Romario continued to torment Uruguay after the restart but for all his brilliance, the game was goalless heading into the last 20 minutes. The fans were overwhelmingly nervous as nightmares of Alcides Ghiggia’s killer blow 43 years earlier haunted them – at least until the 72nd minute.
That’s when right-back Jorginho sent Bebeto racing down the right and the Deportivo forward looped a cross to the back post. There, a leaping Romario, who had craftily snuck into space, powered a downward header into the Uruguay net to spark indescribable jubilations in the stands.
Nine minutes later Romario made absolutely sure of Brazil’s presence at USA 1994. Mauro Silva masterfully won the ball in his own half, burst through the midfield and slid Romario clean through on goal. The 27-year-old knocked it around Robert Siboldi, whizzed past him and passed the ball into the net from an acute angle to seal a 2-0 victory.

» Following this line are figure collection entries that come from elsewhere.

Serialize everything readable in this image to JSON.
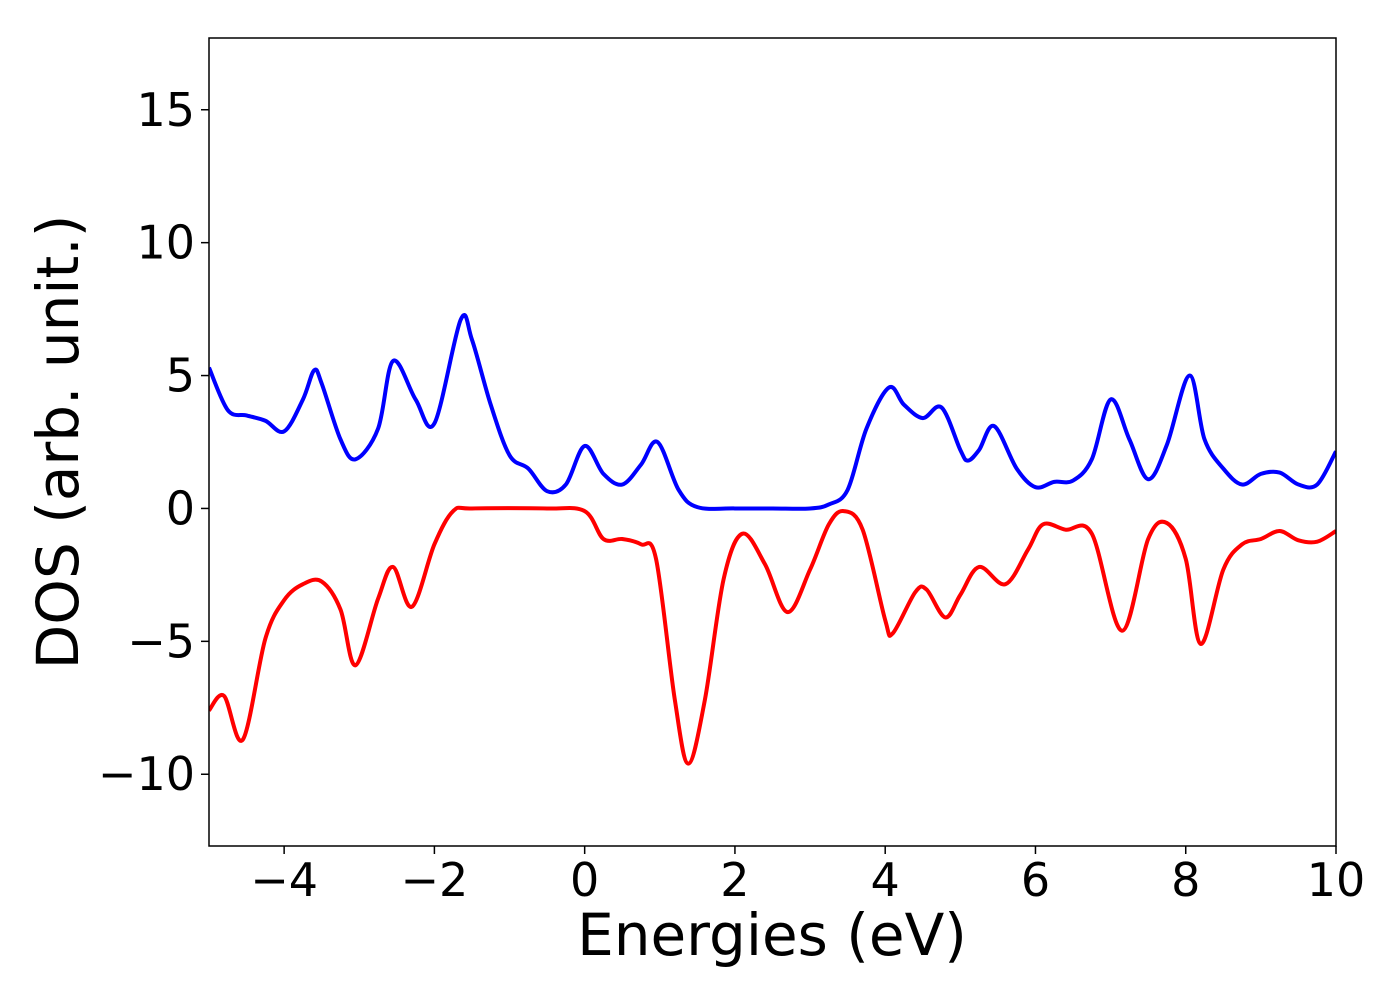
{
  "chart_data": {
    "type": "line",
    "xlabel": "Energies (eV)",
    "ylabel": "DOS (arb. unit.)",
    "xlim": [
      -5,
      10
    ],
    "ylim": [
      -12.7,
      17.7
    ],
    "xticks": [
      {
        "value": -4,
        "label": "−4"
      },
      {
        "value": -2,
        "label": "−2"
      },
      0,
      2,
      4,
      6,
      8,
      10
    ],
    "yticks": [
      {
        "value": -10,
        "label": "−10"
      },
      {
        "value": -5,
        "label": "−5"
      },
      0,
      5,
      10,
      15
    ],
    "series": [
      {
        "color": "#0000ff",
        "x": [
          -5,
          -4.75,
          -4.5,
          -4.25,
          -4,
          -3.75,
          -3.6,
          -3.5,
          -3.25,
          -3.05,
          -2.75,
          -2.55,
          -2.25,
          -2.0,
          -1.65,
          -1.5,
          -1.25,
          -1.0,
          -0.75,
          -0.5,
          -0.25,
          0.0,
          0.25,
          0.5,
          0.75,
          0.97,
          1.25,
          1.5,
          2.0,
          2.5,
          3.0,
          3.25,
          3.5,
          3.75,
          4.05,
          4.25,
          4.5,
          4.75,
          5.0,
          5.1,
          5.25,
          5.45,
          5.75,
          6.0,
          6.25,
          6.5,
          6.75,
          7.0,
          7.25,
          7.5,
          7.75,
          8.05,
          8.25,
          8.5,
          8.75,
          9.0,
          9.25,
          9.5,
          9.75,
          10.0
        ],
        "values": [
          5.3,
          3.7,
          3.5,
          3.3,
          2.9,
          4.1,
          5.2,
          4.7,
          2.6,
          1.85,
          3.0,
          5.55,
          4.1,
          3.2,
          7.1,
          6.35,
          3.9,
          2.0,
          1.5,
          0.65,
          0.9,
          2.35,
          1.3,
          0.9,
          1.65,
          2.5,
          0.7,
          0.05,
          0,
          0,
          0,
          0.15,
          0.7,
          3.0,
          4.55,
          3.9,
          3.4,
          3.8,
          2.2,
          1.8,
          2.2,
          3.1,
          1.5,
          0.8,
          1.0,
          1.05,
          1.85,
          4.1,
          2.6,
          1.1,
          2.4,
          5.0,
          2.6,
          1.5,
          0.9,
          1.3,
          1.35,
          0.9,
          0.9,
          2.15
        ]
      },
      {
        "color": "#ff0000",
        "x": [
          -5,
          -4.8,
          -4.55,
          -4.25,
          -4.0,
          -3.75,
          -3.5,
          -3.25,
          -3.05,
          -2.75,
          -2.55,
          -2.3,
          -2.0,
          -1.75,
          -1.5,
          -0.5,
          0.0,
          0.25,
          0.5,
          0.75,
          0.95,
          1.2,
          1.38,
          1.6,
          1.85,
          2.1,
          2.4,
          2.7,
          3.0,
          3.25,
          3.45,
          3.7,
          4.0,
          4.1,
          4.4,
          4.55,
          4.8,
          5.0,
          5.25,
          5.6,
          5.9,
          6.1,
          6.4,
          6.75,
          7.15,
          7.5,
          7.75,
          8.0,
          8.2,
          8.5,
          8.75,
          9.0,
          9.25,
          9.5,
          9.75,
          10
        ],
        "values": [
          -7.6,
          -7.05,
          -8.7,
          -4.9,
          -3.45,
          -2.85,
          -2.75,
          -3.8,
          -5.9,
          -3.4,
          -2.2,
          -3.7,
          -1.35,
          -0.1,
          0,
          0,
          -0.1,
          -1.15,
          -1.15,
          -1.35,
          -1.9,
          -7.2,
          -9.6,
          -7.2,
          -2.65,
          -0.95,
          -2.1,
          -3.9,
          -2.3,
          -0.6,
          -0.1,
          -0.8,
          -4.2,
          -4.7,
          -3.15,
          -3.05,
          -4.1,
          -3.25,
          -2.2,
          -2.85,
          -1.55,
          -0.6,
          -0.8,
          -0.95,
          -4.6,
          -1.15,
          -0.55,
          -1.9,
          -5.1,
          -2.3,
          -1.35,
          -1.15,
          -0.85,
          -1.2,
          -1.25,
          -0.85
        ]
      }
    ]
  }
}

The American dream had begun for Brazil… and we all know how that ended. It wouldn’t have, however, had Muller not been ruled out of that decisive qualifier, according to Romario.
“If I hadn’t been called up to play against Uruguay, even if Brazil had won, I’m certain I wouldn’t have gone to the World Cup,” he said. “I may never have played for A Seleção again. But they needed me. There wasn’t another option. I was their last hope.”
Left-back Branco recalled. “Romario was magnificent that day, he couldn’t have played any better. It was destiny.”
Destiny born in heaven, according to Parreira: “God sent Romario to the Maracana.”